Jessica Cox was born without any arms, in Sierra Vista, Arizona in 1983. Her birth raised many questions, one of them being if she could live a normal life. However, with constant support and encouragement from her parents, Jessica was able to accept her bodily difference and believe in her strength to attempt something that others thought impossible.
Jessica initiated her journey of adventurous explorations at a young age. At the age of 14, she earned her first Black Belt in the International Taekwondo Federation. During her college years, she came across ATA Martial Arts Club and resumed her Taekwondo training. Jessica then became the first armless person to earn a black belt at the ATA. After graduating high school, she attended the University of Arizona for a bachelor’s degree in Psychology.
Although encountered by numerous barriers, Jessica was able to gain her pilot's license on 10 October, 2008. She set the Guinness World Record for being the first woman to fly an airplane with her feet in 2008. Having traveled to different parts of the world and encouraged people through her stories, Jessica now works as a motivational speaker.
The Guinness World Record holder shared her inspirational journey with My City’s Sonam Lama.
How would you introduce yourself as an individual?
I think I am an adventurous and spontaneous person, taking on new challenges. For me, sitting still is a really hard thing to do as I like to keep moving and take on new obstacles that stretch my limits. That’s just the part of who I am despite the fact that I don’t have arms. I am a stubborn person in a sense that if I am told I can’t do something, I definitely find the courage to take up the challenge.
What drew you to Nepal?
Handicap International invited me to Nepal and this is my first visit to the Asian region. I am in Nepal with my husband Patrick as the goodwill ambassador for Handicap International. It has been a wonderful journey to see some of the works that Handicap International is doing here for people with disabilities. I am also here to share my stories with the hope that I will inspire people like me to become someone of value.
What are your observations on the status of people with disabilities in Nepal?
We took a trip to some of the touristic sites. When we visited the tourist areas, we came across people with disabilities asking for monetary help from passersby. I was able to witness the disparity, but I have also witnessed how organizations like Handicap International make efforts to transform the lives of such people and help them get back on their feet by providing them with work opportunities. I observed that Handicap International has been helping people in Nepal come out of their comfort zone and create a normal environment for themselves.

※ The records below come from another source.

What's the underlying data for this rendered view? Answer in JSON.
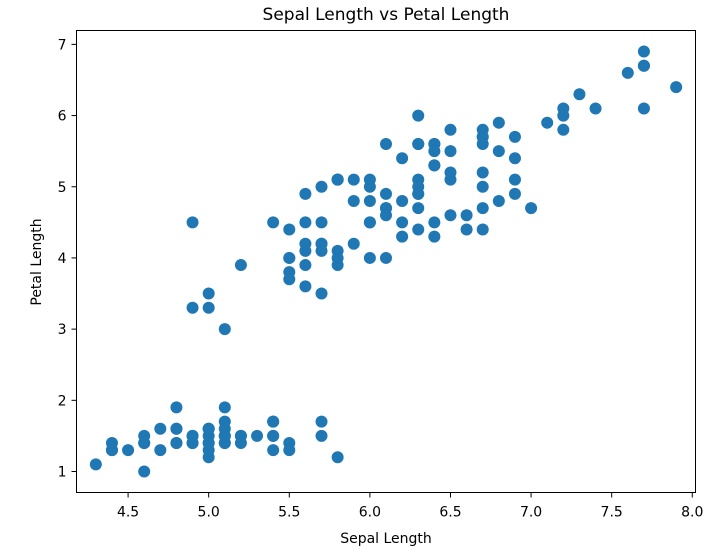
{
  "chart_data": {
    "type": "scatter",
    "title": "Sepal Length vs Petal Length",
    "xlabel": "Sepal Length",
    "ylabel": "Petal Length",
    "xlim": [
      4.18,
      8.02
    ],
    "ylim": [
      0.705,
      7.195
    ],
    "xticks": [
      "4.5",
      "5.0",
      "5.5",
      "6.0",
      "6.5",
      "7.0",
      "7.5",
      "8.0"
    ],
    "yticks": [
      "1",
      "2",
      "3",
      "4",
      "5",
      "6",
      "7"
    ],
    "grid": false,
    "color": "#1f77b4",
    "points": [
      [
        5.1,
        1.4
      ],
      [
        4.9,
        1.4
      ],
      [
        4.7,
        1.3
      ],
      [
        4.6,
        1.5
      ],
      [
        5.0,
        1.4
      ],
      [
        5.4,
        1.7
      ],
      [
        4.6,
        1.4
      ],
      [
        5.0,
        1.5
      ],
      [
        4.4,
        1.4
      ],
      [
        4.9,
        1.5
      ],
      [
        5.4,
        1.5
      ],
      [
        4.8,
        1.6
      ],
      [
        4.8,
        1.4
      ],
      [
        4.3,
        1.1
      ],
      [
        5.8,
        1.2
      ],
      [
        5.7,
        1.5
      ],
      [
        5.4,
        1.3
      ],
      [
        5.1,
        1.4
      ],
      [
        5.7,
        1.7
      ],
      [
        5.1,
        1.5
      ],
      [
        5.4,
        1.7
      ],
      [
        5.1,
        1.5
      ],
      [
        4.6,
        1.0
      ],
      [
        5.1,
        1.7
      ],
      [
        4.8,
        1.9
      ],
      [
        5.0,
        1.6
      ],
      [
        5.0,
        1.6
      ],
      [
        5.2,
        1.5
      ],
      [
        5.2,
        1.4
      ],
      [
        4.7,
        1.6
      ],
      [
        4.8,
        1.6
      ],
      [
        5.4,
        1.5
      ],
      [
        5.2,
        1.5
      ],
      [
        5.5,
        1.4
      ],
      [
        4.9,
        1.5
      ],
      [
        5.0,
        1.2
      ],
      [
        5.5,
        1.3
      ],
      [
        4.9,
        1.4
      ],
      [
        4.4,
        1.3
      ],
      [
        5.1,
        1.5
      ],
      [
        5.0,
        1.3
      ],
      [
        4.5,
        1.3
      ],
      [
        4.4,
        1.3
      ],
      [
        5.0,
        1.6
      ],
      [
        5.1,
        1.9
      ],
      [
        4.8,
        1.4
      ],
      [
        5.1,
        1.6
      ],
      [
        4.6,
        1.4
      ],
      [
        5.3,
        1.5
      ],
      [
        5.0,
        1.4
      ],
      [
        7.0,
        4.7
      ],
      [
        6.4,
        4.5
      ],
      [
        6.9,
        4.9
      ],
      [
        5.5,
        4.0
      ],
      [
        6.5,
        4.6
      ],
      [
        5.7,
        4.5
      ],
      [
        6.3,
        4.7
      ],
      [
        4.9,
        3.3
      ],
      [
        6.6,
        4.6
      ],
      [
        5.2,
        3.9
      ],
      [
        5.0,
        3.5
      ],
      [
        5.9,
        4.2
      ],
      [
        6.0,
        4.0
      ],
      [
        6.1,
        4.7
      ],
      [
        5.6,
        3.6
      ],
      [
        6.7,
        4.4
      ],
      [
        5.6,
        4.5
      ],
      [
        5.8,
        4.1
      ],
      [
        6.2,
        4.5
      ],
      [
        5.6,
        3.9
      ],
      [
        5.9,
        4.8
      ],
      [
        6.1,
        4.0
      ],
      [
        6.3,
        4.9
      ],
      [
        6.1,
        4.7
      ],
      [
        6.4,
        4.3
      ],
      [
        6.6,
        4.4
      ],
      [
        6.8,
        4.8
      ],
      [
        6.7,
        5.0
      ],
      [
        6.0,
        4.5
      ],
      [
        5.7,
        3.5
      ],
      [
        5.5,
        3.8
      ],
      [
        5.5,
        3.7
      ],
      [
        5.8,
        3.9
      ],
      [
        6.0,
        5.1
      ],
      [
        5.4,
        4.5
      ],
      [
        6.0,
        4.5
      ],
      [
        6.7,
        4.7
      ],
      [
        6.3,
        4.4
      ],
      [
        5.6,
        4.1
      ],
      [
        5.5,
        4.0
      ],
      [
        5.5,
        4.4
      ],
      [
        6.1,
        4.6
      ],
      [
        5.8,
        4.0
      ],
      [
        5.0,
        3.3
      ],
      [
        5.6,
        4.2
      ],
      [
        5.7,
        4.2
      ],
      [
        5.7,
        4.2
      ],
      [
        6.2,
        4.3
      ],
      [
        5.1,
        3.0
      ],
      [
        5.7,
        4.1
      ],
      [
        6.3,
        6.0
      ],
      [
        5.8,
        5.1
      ],
      [
        7.1,
        5.9
      ],
      [
        6.3,
        5.6
      ],
      [
        6.5,
        5.8
      ],
      [
        7.6,
        6.6
      ],
      [
        4.9,
        4.5
      ],
      [
        7.3,
        6.3
      ],
      [
        6.7,
        5.8
      ],
      [
        7.2,
        6.1
      ],
      [
        6.5,
        5.1
      ],
      [
        6.4,
        5.3
      ],
      [
        6.8,
        5.5
      ],
      [
        5.7,
        5.0
      ],
      [
        5.8,
        5.1
      ],
      [
        6.4,
        5.3
      ],
      [
        6.5,
        5.5
      ],
      [
        7.7,
        6.7
      ],
      [
        7.7,
        6.9
      ],
      [
        6.0,
        5.0
      ],
      [
        6.9,
        5.7
      ],
      [
        5.6,
        4.9
      ],
      [
        7.7,
        6.7
      ],
      [
        6.3,
        4.9
      ],
      [
        6.7,
        5.7
      ],
      [
        7.2,
        6.0
      ],
      [
        6.2,
        4.8
      ],
      [
        6.1,
        4.9
      ],
      [
        6.4,
        5.6
      ],
      [
        7.2,
        5.8
      ],
      [
        7.4,
        6.1
      ],
      [
        7.9,
        6.4
      ],
      [
        6.4,
        5.6
      ],
      [
        6.3,
        5.1
      ],
      [
        6.1,
        5.6
      ],
      [
        7.7,
        6.1
      ],
      [
        6.3,
        5.6
      ],
      [
        6.4,
        5.5
      ],
      [
        6.0,
        4.8
      ],
      [
        6.9,
        5.4
      ],
      [
        6.7,
        5.6
      ],
      [
        6.9,
        5.1
      ],
      [
        5.8,
        5.1
      ],
      [
        6.8,
        5.9
      ],
      [
        6.7,
        5.7
      ],
      [
        6.7,
        5.2
      ],
      [
        6.3,
        5.0
      ],
      [
        6.5,
        5.2
      ],
      [
        6.2,
        5.4
      ],
      [
        5.9,
        5.1
      ]
    ]
  }
}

What shaped you to become who you are today?
Many things have shaped me. From various discouraging situations to dealing with the challenges of having a disability, every obstacle had a profound effect in my life. My obstacles have helped me become resilient during tough times. It is also true that at times such obstacles made me frustrated. Although disparity is evident in many corners of the world, I am mostly spared of it because I live in the US. However, traveling to many disadvantaged places has made me realize the sorry situation of people with disabilities. It has also given me a greater purpose to spread my opinion on being independent and doing the impossible regardless of our physical differences. Handicap International has also given me a platform to show the world that anything is possible if someone is given adequate support and resources.
You have set the Guinness World Record as an armless pilot. What inspired you to go beyond your limit?

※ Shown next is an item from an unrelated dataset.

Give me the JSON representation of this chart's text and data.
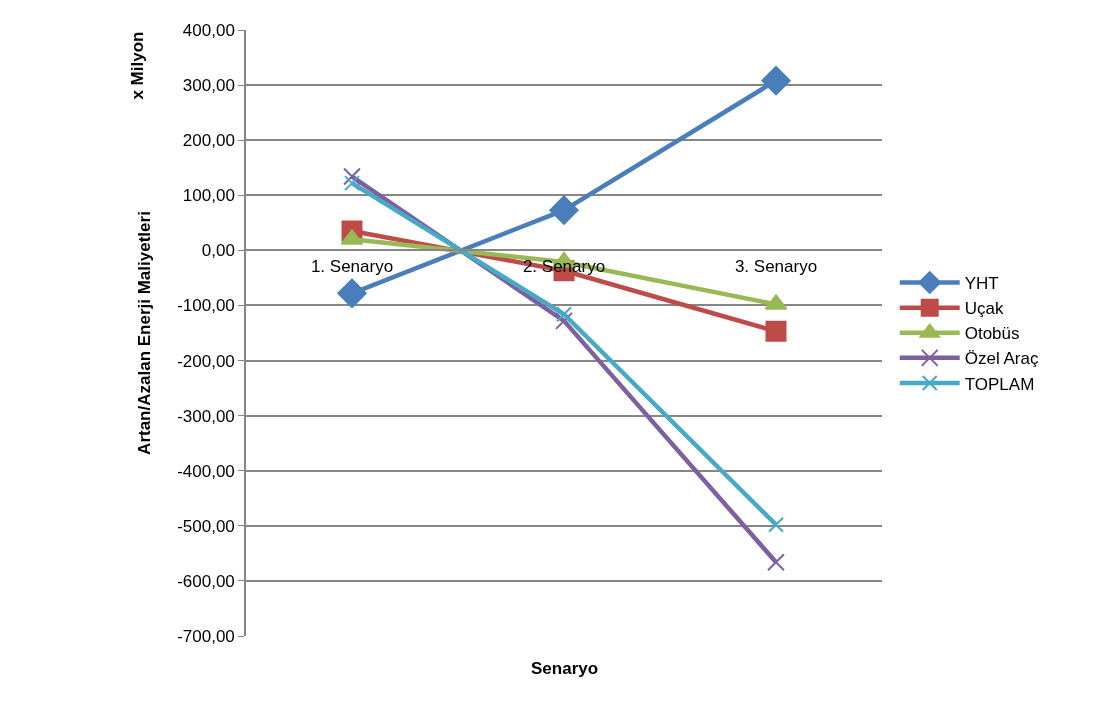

As accomplished as I am, this might not be the case for many people with disabilities. I’ve always wondered how many places in the world can give you the platform or the chance to become a pilot if you are born with a disability. It’s difficult to become a pilot even with a fully-abled body. So, I think one of the driving factors in my life is to be able to somehow break the barriers that exist for people with disabilities.

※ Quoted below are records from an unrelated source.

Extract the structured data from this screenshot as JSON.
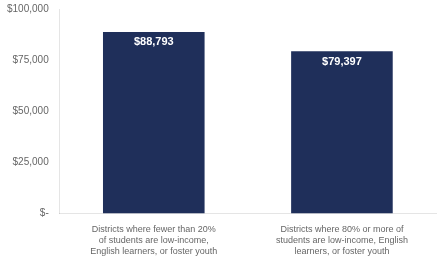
{
  "chart_data": {
    "type": "bar",
    "categories": [
      "Districts where fewer than 20%\nof students are low-income,\nEnglish learners, or foster youth",
      "Districts where 80% or more of\nstudents are low-income, English\nlearners, or foster youth"
    ],
    "values": [
      88793,
      79397
    ],
    "value_labels": [
      "$88,793",
      "$79,397"
    ],
    "data_labels": true,
    "color": "#1F2F5A",
    "ylim": [
      0,
      100000
    ],
    "yticks": [
      {
        "value": 0,
        "label": "$-"
      },
      {
        "value": 25000,
        "label": "$25,000"
      },
      {
        "value": 50000,
        "label": "$50,000"
      },
      {
        "value": 75000,
        "label": "$75,000"
      },
      {
        "value": 100000,
        "label": "$100,000"
      }
    ],
    "grid": false
  }
}
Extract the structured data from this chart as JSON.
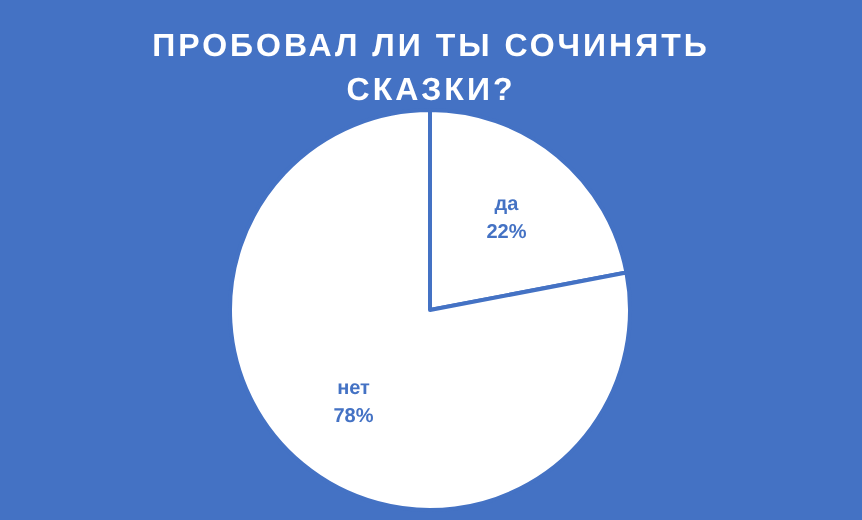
{
  "chart_data": {
    "type": "pie",
    "title": "ПРОБОВАЛ ЛИ ТЫ СОЧИНЯТЬ СКАЗКИ?",
    "categories": [
      "да",
      "нет"
    ],
    "values": [
      22,
      78
    ],
    "colors": [
      "#ffffff",
      "#ffffff"
    ],
    "value_labels": [
      "22%",
      "78%"
    ]
  }
}
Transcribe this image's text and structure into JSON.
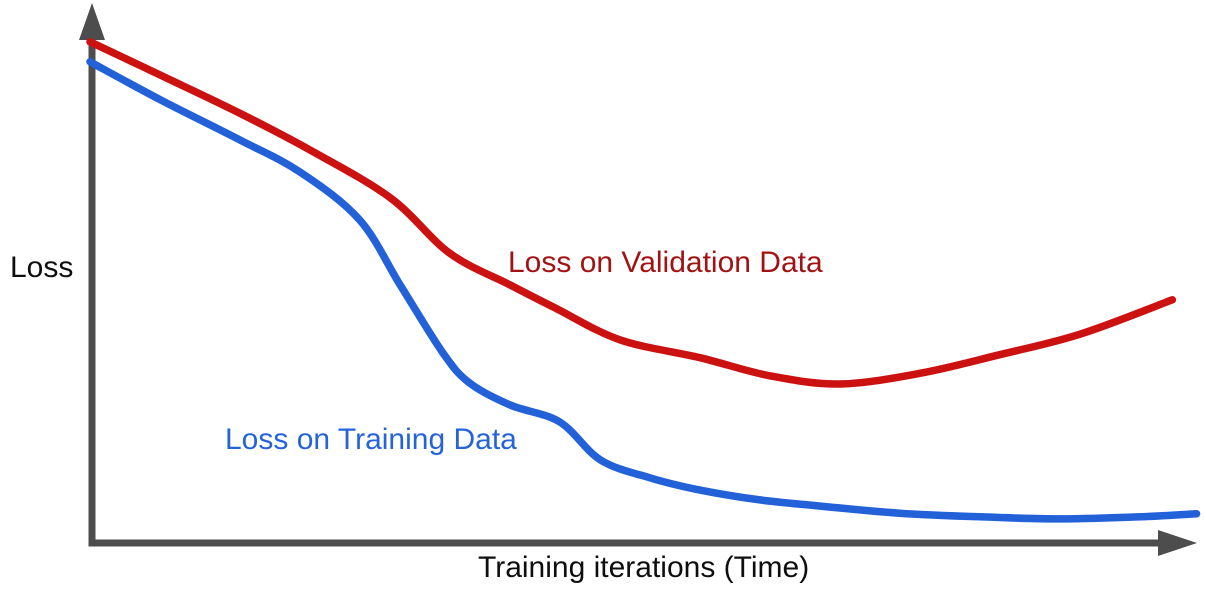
{
  "page": {
    "background": "#ffffff"
  },
  "chart": {
    "y_axis_label": "Loss",
    "x_axis_label": "Training iterations (Time)",
    "validation_label": "Loss on Validation Data",
    "training_label": "Loss on Training Data",
    "axis_color": "#4d4d4d",
    "text_color": "#0e0e0e",
    "validation_label_color": "#a31212",
    "training_label_color": "#2563d9",
    "validation_curve_color": "#cc1111",
    "training_curve_color": "#2261d8"
  },
  "chart_data": {
    "type": "line",
    "title": "",
    "xlabel": "Training iterations (Time)",
    "ylabel": "Loss",
    "xlim": [
      0,
      100.6
    ],
    "ylim": [
      0,
      1
    ],
    "grid": false,
    "legend": "inline labels next to each curve",
    "axes_style": "schematic arrows, no tick marks or numeric labels",
    "series": [
      {
        "name": "Loss on Validation Data",
        "color": "#cc1111",
        "label_color": "#a31212",
        "shape": "decreases to a minimum around x≈68 then rises (overfitting)",
        "points": [
          [
            0,
            0.977
          ],
          [
            6.4,
            0.912
          ],
          [
            13.6,
            0.838
          ],
          [
            20,
            0.766
          ],
          [
            27.3,
            0.673
          ],
          [
            32.7,
            0.565
          ],
          [
            38.2,
            0.503
          ],
          [
            42.3,
            0.458
          ],
          [
            48.2,
            0.396
          ],
          [
            55.5,
            0.361
          ],
          [
            61.8,
            0.326
          ],
          [
            68.2,
            0.31
          ],
          [
            75.5,
            0.331
          ],
          [
            82.7,
            0.367
          ],
          [
            90,
            0.407
          ],
          [
            98.4,
            0.474
          ]
        ]
      },
      {
        "name": "Loss on Training Data",
        "color": "#2261d8",
        "label_color": "#2563d9",
        "shape": "falls steeply then plateaus near zero with a slight late uptick",
        "points": [
          [
            0,
            0.938
          ],
          [
            6.4,
            0.864
          ],
          [
            13.6,
            0.786
          ],
          [
            19.1,
            0.723
          ],
          [
            24.5,
            0.63
          ],
          [
            28.2,
            0.503
          ],
          [
            32.1,
            0.37
          ],
          [
            34.5,
            0.312
          ],
          [
            38.2,
            0.269
          ],
          [
            42.7,
            0.236
          ],
          [
            46.4,
            0.162
          ],
          [
            50.9,
            0.127
          ],
          [
            55.5,
            0.103
          ],
          [
            60.9,
            0.084
          ],
          [
            66.4,
            0.072
          ],
          [
            73.6,
            0.058
          ],
          [
            80.9,
            0.051
          ],
          [
            88.2,
            0.047
          ],
          [
            95.5,
            0.051
          ],
          [
            100.6,
            0.057
          ]
        ]
      }
    ],
    "annotations": [
      "Validation loss curve labeled in dark red above the curve",
      "Training loss curve labeled in blue above the curve's tail"
    ]
  }
}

I was fortunate to be born in the right place with a wonderful family. Their encouragement has always contributed to my audacity to act beyond my physical limits. I also understand that not everyone gets the opportunities that I received. So I want to share with the world that if someone is given the support, they can accomplish many great things.
Do you look forward to making further travels to Nepal?
I am open to going anywhere in the world, but I might visit Nepal again. This is my first trip to the country and I’ve had a wonderful experience so far. If given an opportunity to come back, my husband and I would definitely like to visit Nepal in the days to come.
Any words of inspiration for people who look up to you as an idol?
We all have that point in our lives where we are baffled by the incessant pressure and challenges, be it from friends or family. But it is important to be able to accept our challenges and acknowledge our uniqueness. The first step is to embrace our physical differences and then to test our performing abilities. Disability is not inability and you have to be guided by the belief that “you can do it”. My friend from Handicap International had once shared with me a quote in a picture that read “Impossible actually means I am possible.” I think that is something you have to be able to understand, and believe in, yourself.